Given that this open-source implementation of the SSL and TLS protocols is used in many operating system and apps, not to mention being the default encryption engine for popular Web server software, it’s a given that fixing this mess will take some time.
Rob Graham of Errata Security has decided to check the current situation. His initial scan of Internet IPv4 addresses (only on port 443), made almost immediately after the discovery of the bug, unearthed over 600,000 vulnerable systems. The latest scan he performed in these last few days shows around 300,000 affected systems.
He noted, though, that this time around he found around 6 million less systems supporting SSL.
“I suspect the reason is that this time, people detected my Heartbleed ‘attacks’ and automatically firewalled me before the scan completed. Or, another problem is that I may have more traffic congestion at my ISP, which would reduce numbers,” he hypothesized.
Opera Software developer Yngve Pettersen has also been tracking the patching of the Heartbleed issue.
To do it, he uses a tool dubbed TLS Prober, which “currently scans a set of about 500 000 separate servers, using variations of host names in various domains (in total 23 million), with a selection bias towards Alexa Top million sites.”
He started scanning a few days after the revelation of the existence of the bug, and has noted that the number of vulnerable servers have trended sharply downward – that is, until two weeks ago.
After analyzing the results, he concluded that “The reason the absolute number of vulnerable BigIP servers has been holding steady is that the number of BigIP servers including those using OpenSSL 1.0.1 (which supports Heartbeat) has doubled in the past month (after a slow decline over the past two years), and that many of the new servers using the OpenSSL mode were using a vulnerable version.”
He also noted that the in his most recent scan, 20% of the currently vulnerable servers (as distinguished by IP addresses), and 32% of the vulnerable BigIP servers, were actually not vulnerable when scanned before.
While he admits that the numbers might not be entirely correct due to the fact that some of these servers have not stayed on the same IP address, but also pointed out that the media frenzy following the discovery of the bug might have made some sysadmins believe that their systems were affected.
“This, perhaps combined with administrative pressure and a need to ‘do something’, led them to upgrade an unaffected server to a newer, but still buggy version of the system, perhaps because the system variant had not yet been officially patched,” he assumes.

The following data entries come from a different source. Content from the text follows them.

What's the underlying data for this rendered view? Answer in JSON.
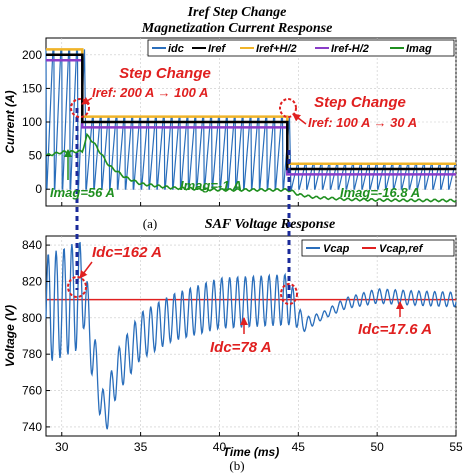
{
  "figure": {
    "title_line1": "Iref Step Change",
    "title_line2": "Magnetization Current Response",
    "panel_a": "(a)",
    "panel_b": "(b)"
  },
  "colors": {
    "idc": "#2a6ebb",
    "iref": "#000000",
    "iref_band_upper": "#f0b429",
    "iref_band_lower": "#8a3cc8",
    "imag": "#1f8f1f",
    "vcap": "#2a6ebb",
    "vcap_ref": "#e02020",
    "annotation_red": "#e02020",
    "annotation_green": "#1f8f1f",
    "marker_dash": "#1a2a9a"
  },
  "chart_data": [
    {
      "type": "line",
      "title": "Iref Step Change / Magnetization Current Response",
      "xlabel": "",
      "ylabel": "Current (A)",
      "xlim": [
        29,
        55
      ],
      "ylim": [
        -25,
        225
      ],
      "xticks": [
        "30",
        "35",
        "40",
        "45",
        "50",
        "55"
      ],
      "yticks": [
        "0",
        "50",
        "100",
        "150",
        "200"
      ],
      "grid": true,
      "legend_position": "top-right",
      "series": [
        {
          "name": "idc",
          "shape": "switching ripple between 0 A and Iref+H/2"
        },
        {
          "name": "Iref",
          "x": [
            29,
            31.3,
            31.3,
            44.3,
            44.3,
            55
          ],
          "y": [
            200,
            200,
            100,
            100,
            30,
            30
          ]
        },
        {
          "name": "Iref+H/2",
          "x": [
            29,
            31.3,
            31.3,
            44.3,
            44.3,
            55
          ],
          "y": [
            208,
            208,
            108,
            108,
            38,
            38
          ]
        },
        {
          "name": "Iref-H/2",
          "x": [
            29,
            31.3,
            31.3,
            44.3,
            44.3,
            55
          ],
          "y": [
            192,
            192,
            92,
            92,
            22,
            22
          ]
        },
        {
          "name": "Imag",
          "x": [
            29,
            30,
            31,
            31.3,
            31.6,
            32,
            33,
            34,
            35,
            37,
            40,
            44.3,
            44.6,
            45,
            46,
            48,
            50,
            52,
            55
          ],
          "y": [
            50,
            55,
            56,
            56,
            80,
            70,
            35,
            18,
            8,
            2,
            -1,
            -1,
            -3,
            -8,
            -12,
            -15,
            -16,
            -16.5,
            -16.8
          ]
        }
      ],
      "annotations": [
        {
          "text": "Step Change",
          "color": "red"
        },
        {
          "text": "Iref: 200 A → 100 A",
          "color": "red"
        },
        {
          "text": "Step Change",
          "color": "red"
        },
        {
          "text": "Iref: 100 A → 30 A",
          "color": "red"
        },
        {
          "text": "Imag=56 A",
          "color": "green"
        },
        {
          "text": "Imag=-1 A",
          "color": "green"
        },
        {
          "text": "Imag=-16.8 A",
          "color": "green"
        }
      ]
    },
    {
      "type": "line",
      "title": "SAF Voltage Response",
      "xlabel": "Time (ms)",
      "ylabel": "Voltage (V)",
      "xlim": [
        29,
        55
      ],
      "ylim": [
        735,
        845
      ],
      "xticks": [
        "30",
        "35",
        "40",
        "45",
        "50",
        "55"
      ],
      "yticks": [
        "740",
        "760",
        "780",
        "800",
        "820",
        "840"
      ],
      "grid": true,
      "legend_position": "top-right",
      "series": [
        {
          "name": "Vcap",
          "envelope_x": [
            29,
            30,
            31,
            31.4,
            31.7,
            32.2,
            32.7,
            33.5,
            35,
            37,
            40,
            44.3,
            44.7,
            45.3,
            46.5,
            48,
            50,
            52,
            55
          ],
          "envelope_mean": [
            805,
            808,
            812,
            818,
            795,
            770,
            745,
            770,
            790,
            800,
            808,
            810,
            806,
            796,
            801,
            808,
            812,
            811,
            810
          ],
          "ripple_amplitude": [
            30,
            30,
            30,
            24,
            18,
            14,
            12,
            12,
            13,
            13,
            14,
            14,
            10,
            4,
            2,
            3,
            4,
            4,
            4
          ]
        },
        {
          "name": "Vcap,ref",
          "x": [
            29,
            55
          ],
          "y": [
            810,
            810
          ]
        }
      ],
      "annotations": [
        {
          "text": "Idc=162 A",
          "color": "red"
        },
        {
          "text": "Idc=78 A",
          "color": "red"
        },
        {
          "text": "Idc=17.6 A",
          "color": "red"
        }
      ]
    }
  ]
}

Update: Thursday, 15 May 2014. – The researcher comments: “After closer investigation together with F5, it seems that, due to an issue with the network connection of the prober the test used to detect F5 BigIP server showed higher numbers than it should have, and the numbers of such servers therefore got very inflated for the scans that were run in the past month. This means that the BigIP related information and conclusions are not correct, and I have therefore moved down and struck out the section regarding BigIP servers. My apologies to F5 and their customers for this mistake.”